Photo by Tegan Mierle on Unsplash

Why It’s OK If It Takes Time To Find Your Way

Do you know how many times I felt lost after graduating from college? It was more than nine.

I wanted to know what to do. I wrote out plans and mapped out a timeline of my “perfect life.”

I laugh about it now. Eight years after graduating from college, I’m on a path that I never considered.

But it’s a road that I couldn’t consider because I hadn’t yet had the experiences that would shape me.

If you’re like me — and as a goofy human being trying to make sense of it all, you probably are — you likely are asking yourself a number of questions right now.

How do I know what to do next?

Why does everyone else seem to know what to do?

What do I want to be?

What did I want to be as a kid?

Where am I going in life?

First, it’s normal to be asking these questions.

Second, you don’t need to know the answers.

But what do I do next?

This is the wrong question. Asking what you need to do next narrows your vision. It’s taking your limited life experience to try to predict what will make you happy years from now.

And as Daniel Gilbert writes in Stumbling on Happiness, we do a really bad job of predicting what will make us happy.

It’s better to be curious.

It’s better to ask people who are in positions where you think you would like to be how they got to that point — and how they like where they currently are. The people you admire may hate where they currently are.

Doing lots of important-sounding things doesn’t necessarily lead to fulfillment.

How I found my path

My path was not a natural progression. Life didn’t work out according to my plan.

But this was the best thing for me.

I never — not once — discovered what I enjoy through planning out my life. I only discovered what fulfills me from doing, from being “the man in the arena” as President Teddy Roosevelt once said.

I learned that I enjoyed life more when I was only receiving a meager monthly stipend as a Peace Corps Volunteer and later as an AmeriCorps Volunteer than I did while I was working typical jobs.

I enjoyed life more when I took a pay cut to follow my heart and pursue a career in mental health than I did while I was working at “safe” jobs with a good salary and benefits.

What made me happy contradicted what society told me I should be doing.

The noisy static of societal noise builds up in your head over the years, and it’s hard to turn to cut through it all. But when you do — and you must — then you figure out who you truly are.

It’s OK if this takes time. The more time you take to find yourself, the better your chance is of leading a life that aligns with your inner values and purpose.

American culture is not a very reflective one, but introspection is crucial to your future happiness.

If you don’t take time to know yourself, how will you know what makes you happy? How will you notice when you feel fulfilled?

If you’re stuck in doing mode, it’s easy to miss the emotions that signal if you are on the right path.

If you don’t take the time to explore, then you approach life with a closed-off perspective.

If you are closed off to the world, then you’re not making yourself vulnerable.

It’s only when you are vulnerable that you are open to meaningful connection.

What should I be?

Which is why What should I be? is also the wrong question to ask.
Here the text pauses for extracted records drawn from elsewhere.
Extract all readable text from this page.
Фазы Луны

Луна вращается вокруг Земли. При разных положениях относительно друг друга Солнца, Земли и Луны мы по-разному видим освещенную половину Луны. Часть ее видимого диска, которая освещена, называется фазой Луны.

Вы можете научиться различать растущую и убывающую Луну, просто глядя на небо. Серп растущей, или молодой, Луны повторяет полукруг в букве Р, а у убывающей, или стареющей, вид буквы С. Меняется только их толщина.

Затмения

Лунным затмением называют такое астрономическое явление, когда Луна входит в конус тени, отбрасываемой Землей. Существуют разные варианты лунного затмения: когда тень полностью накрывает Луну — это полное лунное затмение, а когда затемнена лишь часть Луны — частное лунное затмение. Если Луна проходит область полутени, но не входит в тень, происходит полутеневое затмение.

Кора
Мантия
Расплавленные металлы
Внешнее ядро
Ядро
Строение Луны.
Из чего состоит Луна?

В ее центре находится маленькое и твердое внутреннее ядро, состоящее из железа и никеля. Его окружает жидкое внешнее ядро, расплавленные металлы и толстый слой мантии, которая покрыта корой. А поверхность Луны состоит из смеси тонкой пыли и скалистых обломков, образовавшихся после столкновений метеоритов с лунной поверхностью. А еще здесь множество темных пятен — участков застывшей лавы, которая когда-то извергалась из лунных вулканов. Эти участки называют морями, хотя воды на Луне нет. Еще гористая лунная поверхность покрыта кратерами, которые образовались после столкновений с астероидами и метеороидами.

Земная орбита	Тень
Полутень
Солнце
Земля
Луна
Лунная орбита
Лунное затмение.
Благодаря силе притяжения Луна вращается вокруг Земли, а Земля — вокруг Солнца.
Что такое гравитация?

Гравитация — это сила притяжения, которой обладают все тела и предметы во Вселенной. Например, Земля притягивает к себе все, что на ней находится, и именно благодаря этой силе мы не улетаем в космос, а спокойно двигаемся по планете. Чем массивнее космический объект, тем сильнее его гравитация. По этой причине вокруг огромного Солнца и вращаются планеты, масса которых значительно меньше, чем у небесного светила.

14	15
You put too much pressure on yourself when you think you need to be a certain thing. And when you are under pressure, you are not going to have the presence of mind to notice what feels right to you.

If you can’t stop the non-stop narrative of thoughts in your head, how will you know what brings you joy?

Let me ask you something. Who are you underneath what society, your family, and your friends tell you to be? Are you living their life, or are you living your own?

When you make decisions, it will be you who has to live with them. If you try to force yourself into a box, it is you who will feel constricted.

Don’t do that to yourself.

To find my path, I tried whatever seemed interesting. I’ve never stopped living life as a student, even all these years are my college graduation.

Curiosity has been the key to my happiness and fulfillment.

And when I had setbacks — and there were many setbacks — I remained open. I noticed what I was feeling and used it all as grist for the mill.

I integrated the lessons I learned and used them to become a better person.

Somewhere down the road, it all started to click.

I’m several years down a mental health career path now. Not exactly what I thought I would be doing after studying finance and political science in college.

And what have I learned?

That not knowing what to do or who to be is completely OK. In fact, it’s the point of it all.

Where you end up may surprise you, but it’s the journey that teaches you and will get you where you need to be.

I’m not lost. Millennials aren’t lost. We’re searching for meaning.